Looping Video Version

January, 2021 - Facades is a looping video piece that builds a study of the remains of the St. Joseph school for Girls in Spanish, ON. The image in the video and 3D model depict the shell of the remains of the school. Besides a pillar situated on the boy's school side, this is all that remains of the Residential schools in Spanish. The following is a brief history of the site and an account of the events surrounding the girls school.

Both schools were initially located in Wiikwemkoong on Manitoulin Island and were owned by the Jesuits of English Canada, The Daughters of Mary as well as the CDN government. They became operational in 1838 and remained there until 1913, when the girls school burned down. This fire prompted prompted the consideration of relocation & the eventual move to Spanish, ON.

Both schools became operational around 1914, and were named St. Peter Claver (for boys) and St. Joseph (for girls).  The boys school introduced Garnier College, which was considered a high school,  in the late 1940's. The schools ceased operation in 1965. There was an arena attached to the boys school that remained operational during the 1980's. By 2004 the school was demolished.

The girl's school ended up being sold to a private Individual and turned into apartments. On a very cold Friday night in January, 1982, an oil stove in the building caught fire.
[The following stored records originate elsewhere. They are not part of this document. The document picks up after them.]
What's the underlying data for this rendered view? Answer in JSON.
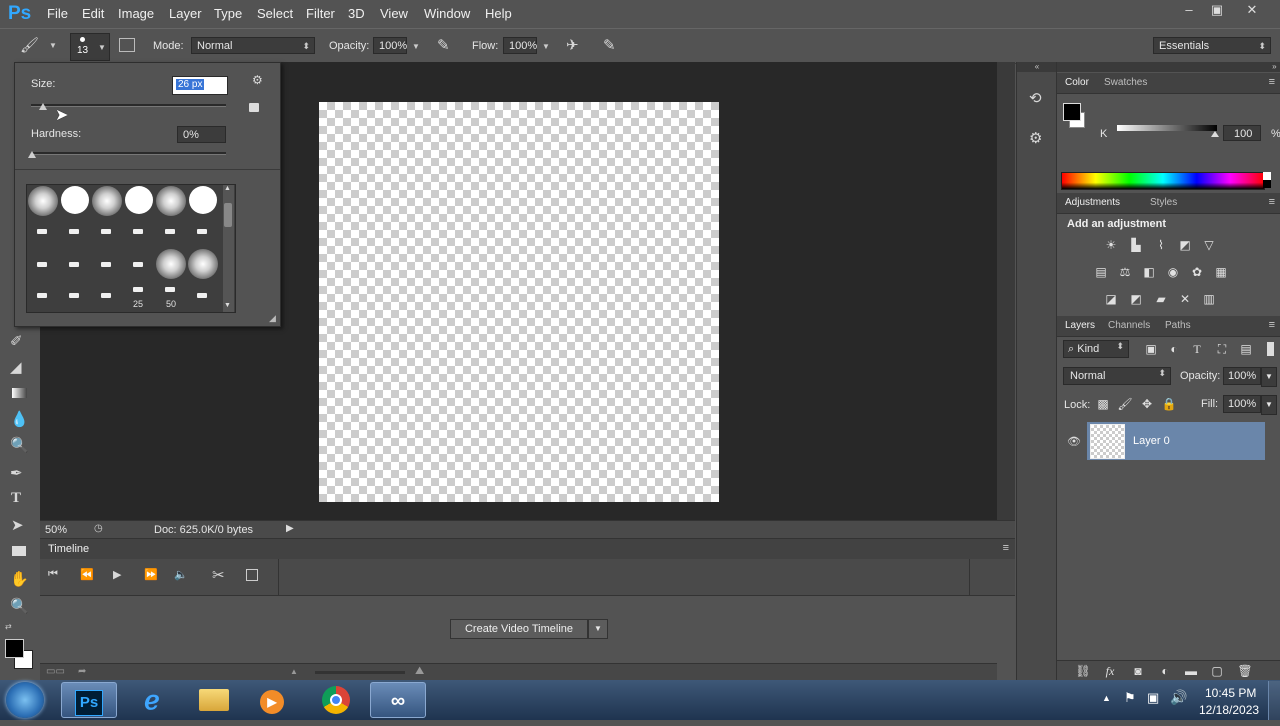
{
  "app": {
    "logo": "Ps"
  },
  "menu": [
    "File",
    "Edit",
    "Image",
    "Layer",
    "Type",
    "Select",
    "Filter",
    "3D",
    "View",
    "Window",
    "Help"
  ],
  "window_controls": {
    "minimize": "–",
    "restore": "▣",
    "close": "✕"
  },
  "options": {
    "brush_size": "13",
    "mode_label": "Mode:",
    "mode_value": "Normal",
    "opacity_label": "Opacity:",
    "opacity_value": "100%",
    "flow_label": "Flow:",
    "flow_value": "100%",
    "workspace": "Essentials"
  },
  "brush_picker": {
    "size_label": "Size:",
    "size_value": "26 px",
    "size_level": 0.06,
    "hardness_label": "Hardness:",
    "hardness_value": "0%",
    "brush_labels": [
      "25",
      "50"
    ]
  },
  "status": {
    "zoom": "50%",
    "doc": "Doc: 625.0K/0 bytes"
  },
  "timeline": {
    "title": "Timeline",
    "create_button": "Create Video Timeline"
  },
  "color_panel": {
    "tabs": [
      "Color",
      "Swatches"
    ],
    "channel": "K",
    "value": "100",
    "unit": "%"
  },
  "adjustments_panel": {
    "tabs": [
      "Adjustments",
      "Styles"
    ],
    "heading": "Add an adjustment"
  },
  "layers_panel": {
    "tabs": [
      "Layers",
      "Channels",
      "Paths"
    ],
    "filter": "Kind",
    "blend_mode": "Normal",
    "opacity_label": "Opacity:",
    "opacity_value": "100%",
    "lock_label": "Lock:",
    "fill_label": "Fill:",
    "fill_value": "100%",
    "layers": [
      {
        "name": "Layer 0",
        "visible": true,
        "selected": true
      }
    ]
  },
  "taskbar": {
    "time": "10:45 PM",
    "date": "12/18/2023"
  },
  "colors": {
    "accent": "#31a8ff",
    "selected_layer": "#6a86aa",
    "selection_highlight": "#3875d7"
  }
}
Those who were trapped inside the building perished. The property is owned by the same individual. The facade of the building is all that remains.

The RESIDVALS project is based on time spent at and around these sites - as a youth who had no idea what these schools were or their impact, and as an adult revisiting the remains and the land where the schools once stood.

My grandmother attended this school briefly as a child. At some point she ended up working there & that is when she met a delivery man who would become known as my grandfather.

My two cousins died in the fire in 1982.

The remains of the girls school have always scared me because they remind me of the movie Prom Night. I have never been able to get this association out of my head. The memory of the way I felt about this structure as a child heavily influenced this piece. And it is slightly touched by an interview I conducted with my aunt, where she spoke about the fire in 1982. The audio is a combination of fire audio and water audio paired with each other. The fire serves as a reference to the history of fire surrounding the girls school; and the water is a reference to the sounds that could be heard if one was standing at the site on a relatively quiet day (water continually flows down ditches towards the lake). There is a duality to this piece - a continuum of sorts where the fire comes and the water rushes to put it out and then it ebbs away, and then the fire builds again and the water comes and puts the fire out and then ebbs away...  

 


FACADES // 2020 - 2021 // 3D Model and Looping Video versions. Both versions use the 3D Model image of the front of the St. Joseph's School for Girls in Spanish, ON.